Phillip Perrow, 35, Michelle Shriver, 38, and Caleb Shriver, 32 

Dutch & Company and Stroops Heroic Dogs

click to enlarge feat42_phillip_perrow_michelle_shriver_caleb_shriver.jpg

Scott Elmquist

Phillip Perrow
Co-Owner and Co-Chef

Michelle Shriver
Co-owner and Front-of-House Manager

Caleb Shriver
Co-Owner and Co-Chef

Running a restaurant is backbreaking work. The three owners of Church Hill restaurant Dutch & Company are there six days a week, as many as 14 hours a day.

It’s not glory that motivates them. It’s camaraderie.

“The way you move in the kitchen becomes fluid — there’s an unspoken language that you learn, and I think you immerse yourself in it for so long and for so many hours … that eventually it consumes you,” co-chef Caleb Shriver says. “And you can’t leave it. It becomes what you wake up for.”

The restaurant’s origin story is a long and tangled one. Michelle (then Peake) Shriver had worked with Phillip Perrow at Acacia. Then she moved to Chicago, where she met Caleb Shriver at the restaurant where they worked together.

They started dating; she returned to Richmond; Phillip met Caleb on a visit to Chicago… and eventually all three ended up here. Caleb and Michelle married in 2012.

For years, Caleb says, they talked about opening a restaurant: “nights out, having a drink, sharing ideas.”

In 2012, it happened. They fell in love with a storefront in Church Hill, and Dutch & Company was born. It’s become an integral part of the area’s changing scene.

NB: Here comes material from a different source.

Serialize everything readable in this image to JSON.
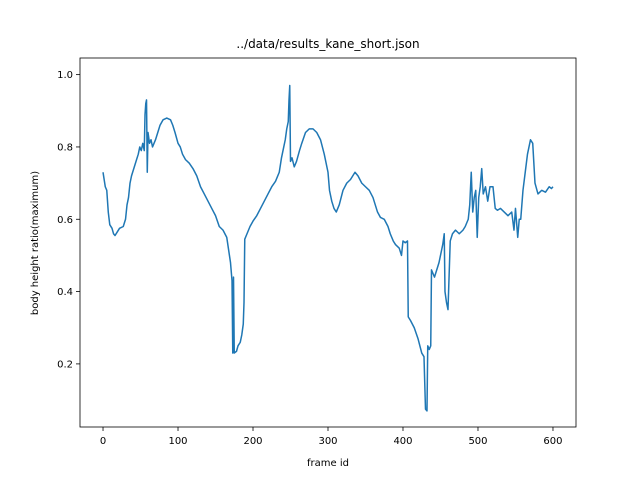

It wasn’t a high-concept restaurant. Dutch & Company arose organically from its surroundings, becoming known as an intimate neighborhood place that served exceptionally good food. Accolades soon poured in. Food & Wine named both Caleb and Phillip as 2014 finalists for the people’s best new chef. Style named it restaurant of the year in 2014. And in 2016, the restaurant received the Elby award for Richmond’s best restaurant.

The team took it in stride and kept on cooking.

“They have this unique ability to get lost in the creativity of food,” Michelle says. When the chefs got a whole lamb in the kitchen, she suggested selling house-made hot dogs out of the kitchen door. The hot dogs became a Saturday tradition that drew block-long lines, and the trio decided to feed the fans in a new place down the street, Stroops Heroic Dogs. Aaron LeMire, who is now Dutch’s bar manager, created the craft sodas served there.

Perrow and the Shrivers have been generous to Church Hill. When nearby bakery Sub Rosa caught fire, the owner sent his pastries to Dutch & Company so they wouldn’t be wasted. The team held an impromptu bake sale to benefit Sub Rosa — and when the pastries ran out, neighbor WPA Bakery contributed more. Dutch & Company also has contributed food to such nonprofits as ChildSavers and the Doorways.

The three owners are known for supporting their staff’s endeavors too. They’ve helped a dishwasher become front-of-house manager at Stroops, and cheered on former servers as they opened their own businesses. Former sous chef Travis Carraway recently left for San Francisco. It was hard to let him go, Caleb says, but he was proud. It’s like being a parent, he says: “This isn’t about just me anymore. This is about all of you.”